"Aftereffects'' Phenomenon in 111In(→111Cd)-Implanted α-Al2O3 Single Crystals: Novel Approach Integrating Experimental Double-Model Analysis with Density-Functional Theory

Abstract

We develop an experimental double-model analysis, combined with density-functional theory (DFT), to explore the origins of dynamic hyperfine interactions (HFIs) linked to the electron-capture decay ''aftereffects ''(ECAE) phenomenon. This electronic effect, reversible with temperature, has been observed in time-differential perturbed γ-γ angular correlations (TDPAC) experiments on oxides doped with (111In (EC)→)111Cd probe atoms. Besides identifying the electronic configuration that yields the stable final electric-field gradient (EFG) after the dynamic process ends, we determine the initial configurations around the probe nucleus and their corresponding EFGs whose fluctuations produce these dynamic HFIs.

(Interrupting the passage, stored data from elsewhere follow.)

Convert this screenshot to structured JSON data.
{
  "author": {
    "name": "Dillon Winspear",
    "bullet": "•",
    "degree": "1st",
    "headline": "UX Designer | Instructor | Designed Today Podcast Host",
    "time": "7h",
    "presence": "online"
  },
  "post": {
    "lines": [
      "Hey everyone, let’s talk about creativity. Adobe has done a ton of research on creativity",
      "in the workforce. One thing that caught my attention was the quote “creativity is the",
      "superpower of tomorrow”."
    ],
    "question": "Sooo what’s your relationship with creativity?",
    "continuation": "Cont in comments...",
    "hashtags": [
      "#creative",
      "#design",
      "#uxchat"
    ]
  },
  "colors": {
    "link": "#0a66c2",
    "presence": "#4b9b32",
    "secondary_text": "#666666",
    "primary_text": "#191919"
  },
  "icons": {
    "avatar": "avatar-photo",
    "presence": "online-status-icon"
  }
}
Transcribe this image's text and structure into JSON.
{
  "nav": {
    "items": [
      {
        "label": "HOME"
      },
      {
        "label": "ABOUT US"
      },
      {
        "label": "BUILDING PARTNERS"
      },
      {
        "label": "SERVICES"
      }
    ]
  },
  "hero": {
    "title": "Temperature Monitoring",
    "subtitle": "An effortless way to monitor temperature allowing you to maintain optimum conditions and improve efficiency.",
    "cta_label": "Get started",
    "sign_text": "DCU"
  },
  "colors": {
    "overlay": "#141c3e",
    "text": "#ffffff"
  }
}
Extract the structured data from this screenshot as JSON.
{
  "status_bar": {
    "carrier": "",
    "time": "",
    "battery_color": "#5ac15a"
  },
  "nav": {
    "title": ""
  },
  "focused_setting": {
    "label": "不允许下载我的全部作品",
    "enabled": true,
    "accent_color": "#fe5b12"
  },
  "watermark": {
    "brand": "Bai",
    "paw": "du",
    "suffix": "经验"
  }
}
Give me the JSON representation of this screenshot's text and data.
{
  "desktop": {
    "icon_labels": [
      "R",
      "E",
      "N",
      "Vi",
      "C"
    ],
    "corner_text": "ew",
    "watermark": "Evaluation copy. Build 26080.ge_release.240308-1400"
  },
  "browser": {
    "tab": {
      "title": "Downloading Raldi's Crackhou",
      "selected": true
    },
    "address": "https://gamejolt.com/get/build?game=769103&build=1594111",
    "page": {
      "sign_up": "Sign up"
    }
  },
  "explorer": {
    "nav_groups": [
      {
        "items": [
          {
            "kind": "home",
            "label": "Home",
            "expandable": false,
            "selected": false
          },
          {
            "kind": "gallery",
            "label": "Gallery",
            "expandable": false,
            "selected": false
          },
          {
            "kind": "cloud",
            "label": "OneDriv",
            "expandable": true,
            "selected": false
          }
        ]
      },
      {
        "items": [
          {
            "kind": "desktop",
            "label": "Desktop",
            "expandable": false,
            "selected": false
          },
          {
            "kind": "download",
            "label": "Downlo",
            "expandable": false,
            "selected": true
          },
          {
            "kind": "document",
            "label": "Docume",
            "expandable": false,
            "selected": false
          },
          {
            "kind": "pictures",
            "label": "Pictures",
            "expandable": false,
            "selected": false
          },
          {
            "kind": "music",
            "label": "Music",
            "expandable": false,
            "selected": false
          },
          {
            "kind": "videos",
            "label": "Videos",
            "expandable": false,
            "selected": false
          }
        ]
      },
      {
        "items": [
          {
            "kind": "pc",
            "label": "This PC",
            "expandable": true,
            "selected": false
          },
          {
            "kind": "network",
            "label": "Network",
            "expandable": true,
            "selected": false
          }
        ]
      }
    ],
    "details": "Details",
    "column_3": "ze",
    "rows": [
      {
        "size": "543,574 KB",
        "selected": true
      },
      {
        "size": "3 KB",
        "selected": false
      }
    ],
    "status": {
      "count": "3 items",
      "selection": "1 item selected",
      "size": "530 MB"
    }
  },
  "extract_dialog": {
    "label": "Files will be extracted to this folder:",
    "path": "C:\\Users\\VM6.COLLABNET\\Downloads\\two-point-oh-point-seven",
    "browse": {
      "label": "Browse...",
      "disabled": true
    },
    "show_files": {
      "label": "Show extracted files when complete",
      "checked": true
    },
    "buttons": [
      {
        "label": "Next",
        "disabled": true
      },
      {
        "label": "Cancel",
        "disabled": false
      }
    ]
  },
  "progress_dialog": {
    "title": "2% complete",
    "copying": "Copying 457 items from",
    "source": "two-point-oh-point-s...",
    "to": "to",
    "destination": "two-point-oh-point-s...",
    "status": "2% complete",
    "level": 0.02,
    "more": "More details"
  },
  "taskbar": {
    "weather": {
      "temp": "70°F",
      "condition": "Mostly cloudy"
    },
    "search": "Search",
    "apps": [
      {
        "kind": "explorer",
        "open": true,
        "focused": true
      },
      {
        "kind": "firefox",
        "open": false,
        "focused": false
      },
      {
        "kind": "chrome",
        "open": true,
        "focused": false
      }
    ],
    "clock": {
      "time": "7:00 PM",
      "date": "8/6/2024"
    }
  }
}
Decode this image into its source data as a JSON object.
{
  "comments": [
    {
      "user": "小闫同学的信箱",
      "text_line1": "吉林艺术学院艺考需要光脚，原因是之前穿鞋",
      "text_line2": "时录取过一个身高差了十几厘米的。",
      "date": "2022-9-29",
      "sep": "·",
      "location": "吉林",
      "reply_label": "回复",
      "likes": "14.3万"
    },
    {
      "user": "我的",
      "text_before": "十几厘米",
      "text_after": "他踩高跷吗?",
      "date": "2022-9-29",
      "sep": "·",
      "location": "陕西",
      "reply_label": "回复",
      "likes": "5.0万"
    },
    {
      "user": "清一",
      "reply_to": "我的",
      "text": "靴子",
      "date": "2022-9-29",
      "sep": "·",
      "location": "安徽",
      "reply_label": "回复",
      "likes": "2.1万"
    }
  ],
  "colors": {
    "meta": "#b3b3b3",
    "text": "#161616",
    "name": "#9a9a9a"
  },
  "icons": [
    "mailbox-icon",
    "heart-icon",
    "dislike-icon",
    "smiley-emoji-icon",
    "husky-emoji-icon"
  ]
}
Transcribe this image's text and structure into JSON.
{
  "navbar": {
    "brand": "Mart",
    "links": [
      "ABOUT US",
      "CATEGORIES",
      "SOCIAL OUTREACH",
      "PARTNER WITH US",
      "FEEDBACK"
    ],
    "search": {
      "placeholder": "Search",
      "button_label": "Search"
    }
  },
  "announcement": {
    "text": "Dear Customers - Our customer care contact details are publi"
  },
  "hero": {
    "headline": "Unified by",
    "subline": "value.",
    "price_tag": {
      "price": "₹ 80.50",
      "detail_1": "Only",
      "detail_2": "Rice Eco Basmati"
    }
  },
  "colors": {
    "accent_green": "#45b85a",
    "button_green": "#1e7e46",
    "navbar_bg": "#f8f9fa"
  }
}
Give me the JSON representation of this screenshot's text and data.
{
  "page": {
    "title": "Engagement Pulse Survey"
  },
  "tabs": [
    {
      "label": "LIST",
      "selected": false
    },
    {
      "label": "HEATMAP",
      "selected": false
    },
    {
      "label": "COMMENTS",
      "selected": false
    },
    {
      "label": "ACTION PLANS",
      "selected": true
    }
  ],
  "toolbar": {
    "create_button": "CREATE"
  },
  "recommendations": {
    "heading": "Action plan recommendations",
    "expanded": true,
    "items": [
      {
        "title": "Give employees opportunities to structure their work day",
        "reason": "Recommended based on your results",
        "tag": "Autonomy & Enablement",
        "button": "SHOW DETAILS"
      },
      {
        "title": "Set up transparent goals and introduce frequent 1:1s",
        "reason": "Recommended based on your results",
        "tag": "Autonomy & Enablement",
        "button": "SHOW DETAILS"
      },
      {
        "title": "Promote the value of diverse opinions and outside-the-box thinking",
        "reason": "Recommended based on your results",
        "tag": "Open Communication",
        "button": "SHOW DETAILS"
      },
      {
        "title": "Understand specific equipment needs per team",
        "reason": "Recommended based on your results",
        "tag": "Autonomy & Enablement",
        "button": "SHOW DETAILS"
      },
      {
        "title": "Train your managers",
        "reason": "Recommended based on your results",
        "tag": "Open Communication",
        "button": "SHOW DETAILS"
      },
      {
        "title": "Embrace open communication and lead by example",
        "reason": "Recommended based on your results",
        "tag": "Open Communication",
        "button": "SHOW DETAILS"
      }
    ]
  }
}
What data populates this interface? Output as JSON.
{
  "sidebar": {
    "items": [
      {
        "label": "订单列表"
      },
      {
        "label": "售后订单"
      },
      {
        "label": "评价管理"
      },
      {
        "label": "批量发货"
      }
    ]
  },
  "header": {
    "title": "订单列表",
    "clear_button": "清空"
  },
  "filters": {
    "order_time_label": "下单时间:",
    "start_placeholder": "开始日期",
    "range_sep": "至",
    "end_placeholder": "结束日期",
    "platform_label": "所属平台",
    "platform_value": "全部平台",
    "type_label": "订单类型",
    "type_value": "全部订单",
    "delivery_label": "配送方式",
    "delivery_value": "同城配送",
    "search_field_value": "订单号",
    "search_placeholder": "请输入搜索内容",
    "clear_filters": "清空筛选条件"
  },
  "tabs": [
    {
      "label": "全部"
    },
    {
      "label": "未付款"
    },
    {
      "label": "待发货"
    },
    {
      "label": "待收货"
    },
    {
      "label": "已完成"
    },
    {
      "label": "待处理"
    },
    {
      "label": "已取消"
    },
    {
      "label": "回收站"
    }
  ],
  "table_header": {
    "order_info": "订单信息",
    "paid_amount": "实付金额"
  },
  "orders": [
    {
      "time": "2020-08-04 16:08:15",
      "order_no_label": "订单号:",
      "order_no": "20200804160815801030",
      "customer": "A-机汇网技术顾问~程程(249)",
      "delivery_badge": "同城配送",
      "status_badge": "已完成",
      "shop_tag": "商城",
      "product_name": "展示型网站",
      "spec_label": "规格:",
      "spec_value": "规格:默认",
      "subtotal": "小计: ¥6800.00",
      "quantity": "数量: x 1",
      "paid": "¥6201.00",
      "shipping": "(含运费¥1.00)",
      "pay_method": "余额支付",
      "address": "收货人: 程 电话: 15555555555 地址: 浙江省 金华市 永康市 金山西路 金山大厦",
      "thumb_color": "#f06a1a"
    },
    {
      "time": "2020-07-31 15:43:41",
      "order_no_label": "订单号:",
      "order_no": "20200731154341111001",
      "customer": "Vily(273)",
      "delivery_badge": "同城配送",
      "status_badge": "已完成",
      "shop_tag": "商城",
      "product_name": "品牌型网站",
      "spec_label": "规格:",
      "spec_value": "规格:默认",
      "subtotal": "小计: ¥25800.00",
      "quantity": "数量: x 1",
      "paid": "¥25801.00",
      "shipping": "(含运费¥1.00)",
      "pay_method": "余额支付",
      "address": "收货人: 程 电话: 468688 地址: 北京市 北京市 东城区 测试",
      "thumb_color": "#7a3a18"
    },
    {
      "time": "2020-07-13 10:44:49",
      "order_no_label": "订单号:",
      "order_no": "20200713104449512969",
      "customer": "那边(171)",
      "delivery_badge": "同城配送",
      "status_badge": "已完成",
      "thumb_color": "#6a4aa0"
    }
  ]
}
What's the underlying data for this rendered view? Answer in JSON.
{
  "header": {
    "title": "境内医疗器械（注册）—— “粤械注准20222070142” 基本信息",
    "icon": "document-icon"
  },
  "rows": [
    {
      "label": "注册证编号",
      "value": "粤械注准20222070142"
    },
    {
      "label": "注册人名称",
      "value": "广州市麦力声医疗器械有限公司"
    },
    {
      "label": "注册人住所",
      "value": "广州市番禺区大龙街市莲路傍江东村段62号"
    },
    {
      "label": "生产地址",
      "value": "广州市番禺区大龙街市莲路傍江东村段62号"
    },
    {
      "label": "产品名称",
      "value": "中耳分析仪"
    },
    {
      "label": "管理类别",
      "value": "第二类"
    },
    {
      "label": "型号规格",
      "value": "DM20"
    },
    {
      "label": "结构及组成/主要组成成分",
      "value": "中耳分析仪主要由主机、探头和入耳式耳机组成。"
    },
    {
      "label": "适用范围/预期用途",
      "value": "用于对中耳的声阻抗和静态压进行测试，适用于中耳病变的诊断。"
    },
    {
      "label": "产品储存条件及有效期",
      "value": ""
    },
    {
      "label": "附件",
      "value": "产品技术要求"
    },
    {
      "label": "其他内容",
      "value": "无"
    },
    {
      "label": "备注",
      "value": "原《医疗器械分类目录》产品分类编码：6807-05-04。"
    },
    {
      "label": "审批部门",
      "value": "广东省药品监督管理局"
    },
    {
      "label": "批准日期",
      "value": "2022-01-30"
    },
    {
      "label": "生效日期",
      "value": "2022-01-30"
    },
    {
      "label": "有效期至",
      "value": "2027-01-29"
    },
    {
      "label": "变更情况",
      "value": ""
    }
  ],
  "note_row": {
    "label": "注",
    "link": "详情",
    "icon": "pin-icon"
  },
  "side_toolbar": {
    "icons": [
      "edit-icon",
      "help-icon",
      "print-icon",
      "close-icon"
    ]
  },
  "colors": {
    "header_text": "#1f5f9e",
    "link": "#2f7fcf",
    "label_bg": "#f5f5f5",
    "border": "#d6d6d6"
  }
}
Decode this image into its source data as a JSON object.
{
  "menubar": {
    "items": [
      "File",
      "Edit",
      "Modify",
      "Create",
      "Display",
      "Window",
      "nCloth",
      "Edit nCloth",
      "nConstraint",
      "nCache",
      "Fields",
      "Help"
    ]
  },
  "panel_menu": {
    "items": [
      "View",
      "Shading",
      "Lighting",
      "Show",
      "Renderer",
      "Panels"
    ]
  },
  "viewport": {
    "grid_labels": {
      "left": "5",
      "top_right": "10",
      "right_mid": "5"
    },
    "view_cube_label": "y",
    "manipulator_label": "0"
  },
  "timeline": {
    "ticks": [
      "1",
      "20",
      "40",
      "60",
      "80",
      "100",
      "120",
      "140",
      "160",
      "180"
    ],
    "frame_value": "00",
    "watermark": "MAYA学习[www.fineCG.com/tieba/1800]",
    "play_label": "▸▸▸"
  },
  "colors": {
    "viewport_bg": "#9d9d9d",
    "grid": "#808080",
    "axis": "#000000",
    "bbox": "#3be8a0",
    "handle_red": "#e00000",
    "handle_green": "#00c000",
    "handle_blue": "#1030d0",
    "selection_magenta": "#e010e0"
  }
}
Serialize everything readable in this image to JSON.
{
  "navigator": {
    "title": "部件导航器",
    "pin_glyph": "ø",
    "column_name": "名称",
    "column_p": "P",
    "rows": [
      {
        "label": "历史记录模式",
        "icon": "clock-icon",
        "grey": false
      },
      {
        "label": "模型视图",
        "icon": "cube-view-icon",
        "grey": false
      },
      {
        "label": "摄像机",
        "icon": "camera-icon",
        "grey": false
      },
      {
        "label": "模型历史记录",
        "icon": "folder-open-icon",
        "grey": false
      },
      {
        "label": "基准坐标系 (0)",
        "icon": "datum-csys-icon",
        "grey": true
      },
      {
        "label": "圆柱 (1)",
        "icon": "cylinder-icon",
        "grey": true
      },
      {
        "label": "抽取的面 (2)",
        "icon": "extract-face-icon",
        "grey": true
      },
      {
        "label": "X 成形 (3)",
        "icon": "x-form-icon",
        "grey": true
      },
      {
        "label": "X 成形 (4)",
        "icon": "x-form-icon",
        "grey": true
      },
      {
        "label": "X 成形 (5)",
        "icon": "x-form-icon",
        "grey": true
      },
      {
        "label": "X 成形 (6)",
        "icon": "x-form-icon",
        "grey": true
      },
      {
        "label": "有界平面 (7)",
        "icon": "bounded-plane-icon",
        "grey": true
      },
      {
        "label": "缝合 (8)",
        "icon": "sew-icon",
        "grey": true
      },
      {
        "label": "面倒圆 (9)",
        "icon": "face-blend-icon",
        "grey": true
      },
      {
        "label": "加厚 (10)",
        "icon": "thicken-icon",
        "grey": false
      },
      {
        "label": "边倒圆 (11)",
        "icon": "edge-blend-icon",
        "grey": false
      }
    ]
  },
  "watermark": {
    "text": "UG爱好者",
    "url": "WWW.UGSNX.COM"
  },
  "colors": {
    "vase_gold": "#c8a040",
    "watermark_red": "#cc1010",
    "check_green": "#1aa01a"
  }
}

We demonstrate the equivalence between parameters of the two most widely used methods for analyzing this type of dynamic HFI, enabling us to obtain these initial electronic configurations at each temperature. In this framework, to unravel controversial TDPAC results reported for 111In-implanted α-Al2O3 single crystals, we perform a DFT study of Cd-doped α-Al2O3, examining their defect-formation energies, as functions of the Cd impurity level's charge state. We show that the stable final EFG for the expected interaction HFIu originates from 111Cd probes located at defect-free substitutional Al sites (without trapped electron holes) across all measured temperatures. Those of the unexpected HFId originate from probes at Al sites, but with different degrees of occupation of the Cd impurity level. We show that one trapped hole for HFIu and at least five for HFId are responsible for the dynamic regime when the ''aftereffects'' are more pronounced. The proposed scenario accounts for the observation of well-defined EFGs when the dynamic regime does not end.